Mürşid-i Kâmiller, beşeriyetin peygamberlerden sonra, ashab ve tabiinden sonra ”Gönül Sultanları” kervanına layık ”manevi önderler” dır. Bu zamanda manevi önder az da olsa, onları aramak ve bulmak bir vazife. İmam-ı Rabbani (k.s.); ”Ne mutlu murad bir mürşid bulana” diyor. Aynı zamanda şu sözleriyle insanlığı uyarıyor: ”Rıza ve ihlas nimetiyle şereflendirenler binlerce kişiden belki bir kişidir.” Bu sözü 400 sene önce söylüyor. Şimdi durum daha vahim. İşte bu vahim durumda ”murad olanı” aramak, bulmaya çalışmak gerekiyor. İnsan yeter ki, aramaya koyulsun. Allah muhakkak bir kapı açar. Aramayınca Hızır yetişmez. Sen Musa’yı bul duan reddolunmaz. Sen git Hz. İsa’yı bul duan reddolunmaz. Sen git Allah’ın Ehlullah’ını (dostlarını) bul duan reddolunmaz. Meselenin özü aramak ve bulmakta düğümlüdür. S. Eşrefi Rumi Hazretleri, hayatında 17 Şeyhe hizmet etmesini ve arayışını şu sözleriyle ifade eder: ”17 şeyhe hizmet ettim. İçinde 4 (dört) tane Şeyhinel Kâmilil Mükemmil gördüm.” Eşrefi Rumi 1469’da ahirete gitmiş, 500 sene önceki şeyhlerin 17 tanesinden dördü kâmil. Şimdi hangi hoca kâmil? Onun için aramak, aramak, aramak… diyoruz.
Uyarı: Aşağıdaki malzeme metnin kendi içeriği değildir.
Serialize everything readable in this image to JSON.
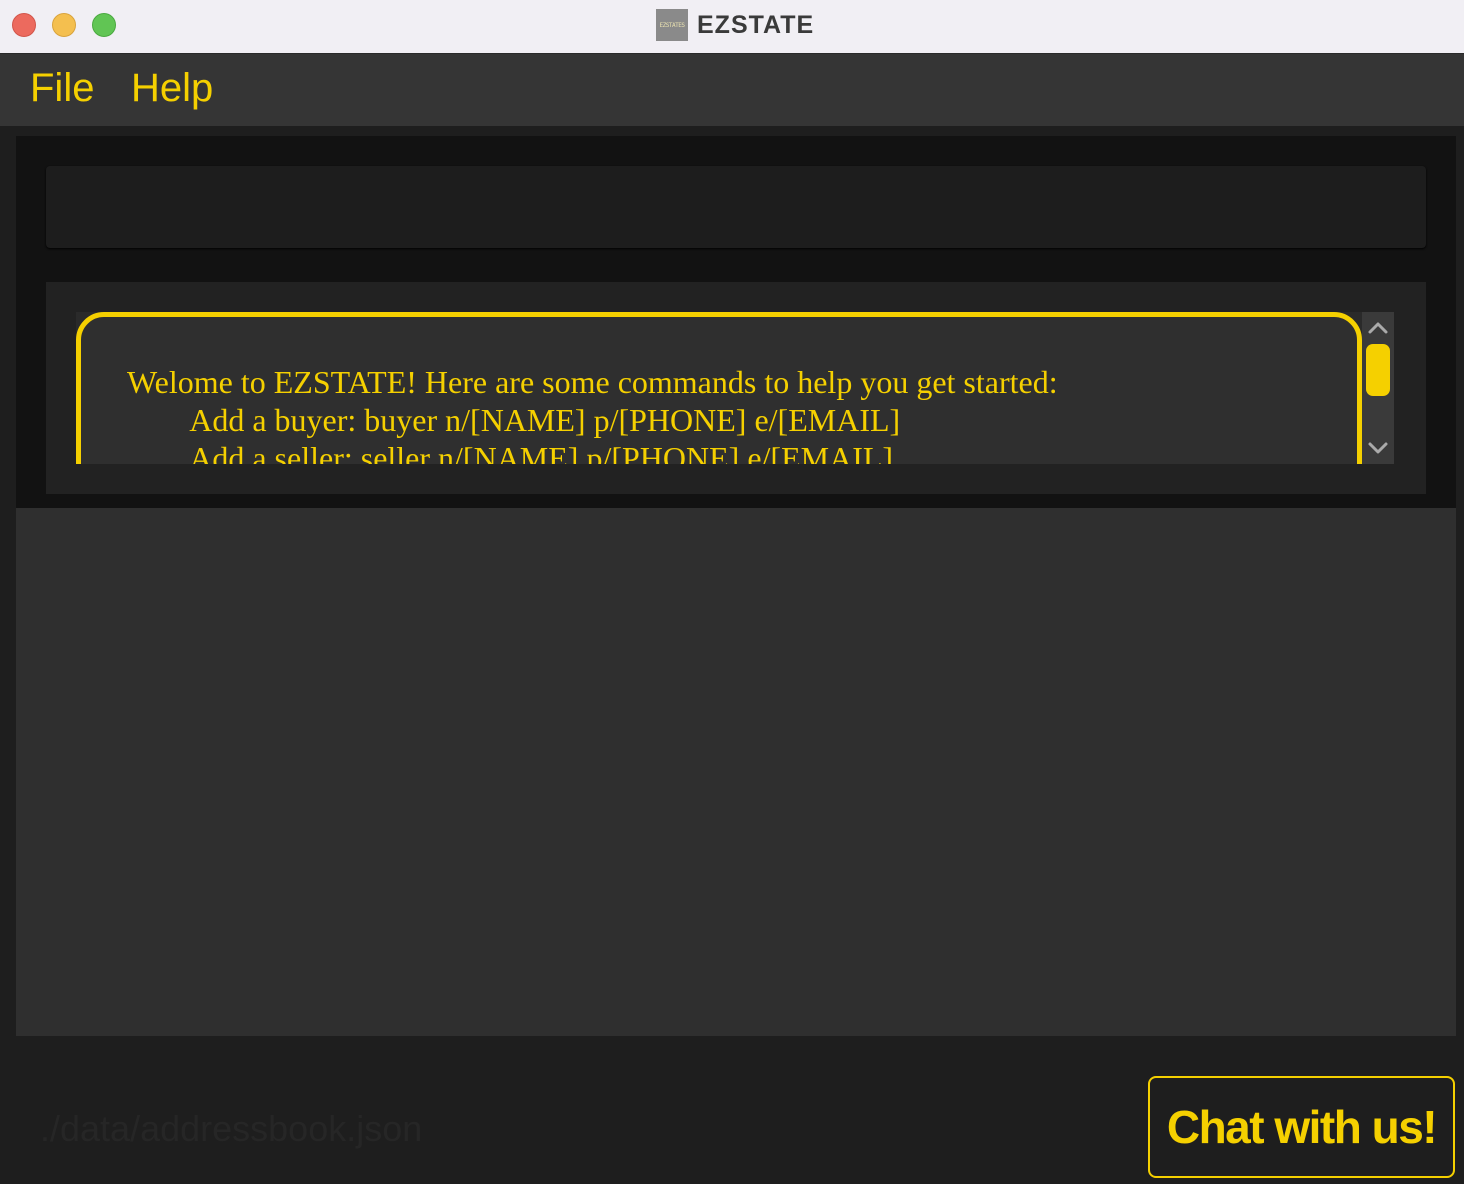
{
  "window": {
    "title": "EZSTATE",
    "icon_text": "EZSTATES"
  },
  "menu": {
    "items": [
      {
        "label": "File"
      },
      {
        "label": "Help"
      }
    ]
  },
  "command_box": {
    "value": ""
  },
  "result_display": {
    "text": "Welome to EZSTATE! Here are some commands to help you get started:\n        Add a buyer: buyer n/[NAME] p/[PHONE] e/[EMAIL]\n        Add a seller: seller n/[NAME] p/[PHONE] e/[EMAIL]"
  },
  "status_bar": {
    "path": "./data/addressbook.json"
  },
  "chat_button": {
    "label": "Chat with us!"
  },
  "colors": {
    "accent": "#f5d000",
    "background": "#1e1e1e",
    "panel": "#2f2f2f"
  }
}
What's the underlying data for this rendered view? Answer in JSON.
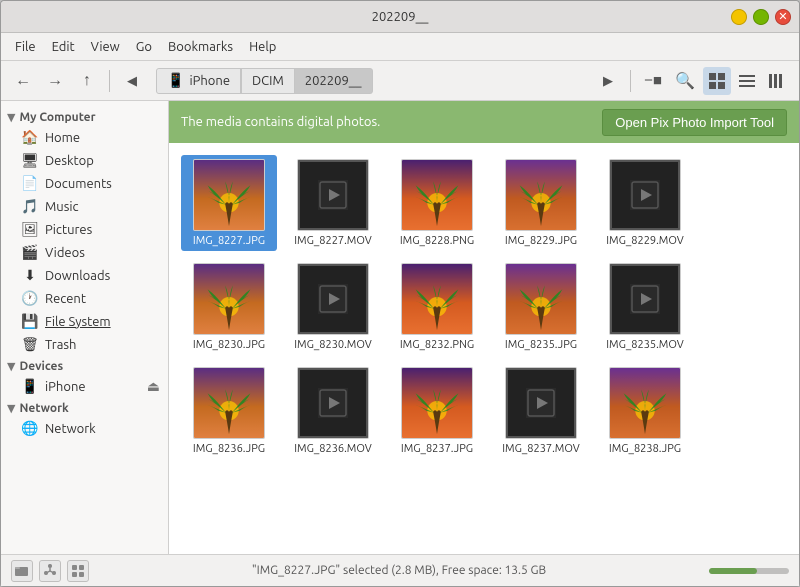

Velhasıl, sohbetimizi Hasan-ı Basri (r.a.)’nin sözleriyle bağlıyoruz. Tabiin ulularında Hasan-ı Basri şöyle der: ”Evliyalar olmasaydı dünya yok olurdu. Salih kimseler olmasaydı günahkârlar helak olurdu. Alimler olmasaydı, insanlar hayvanlar gibi olurdu. Ahmaklar olmasaydı, dünya ma’mur olmazdı. Rüzgar olmasaydı, her yeri fena koku kaplardı.”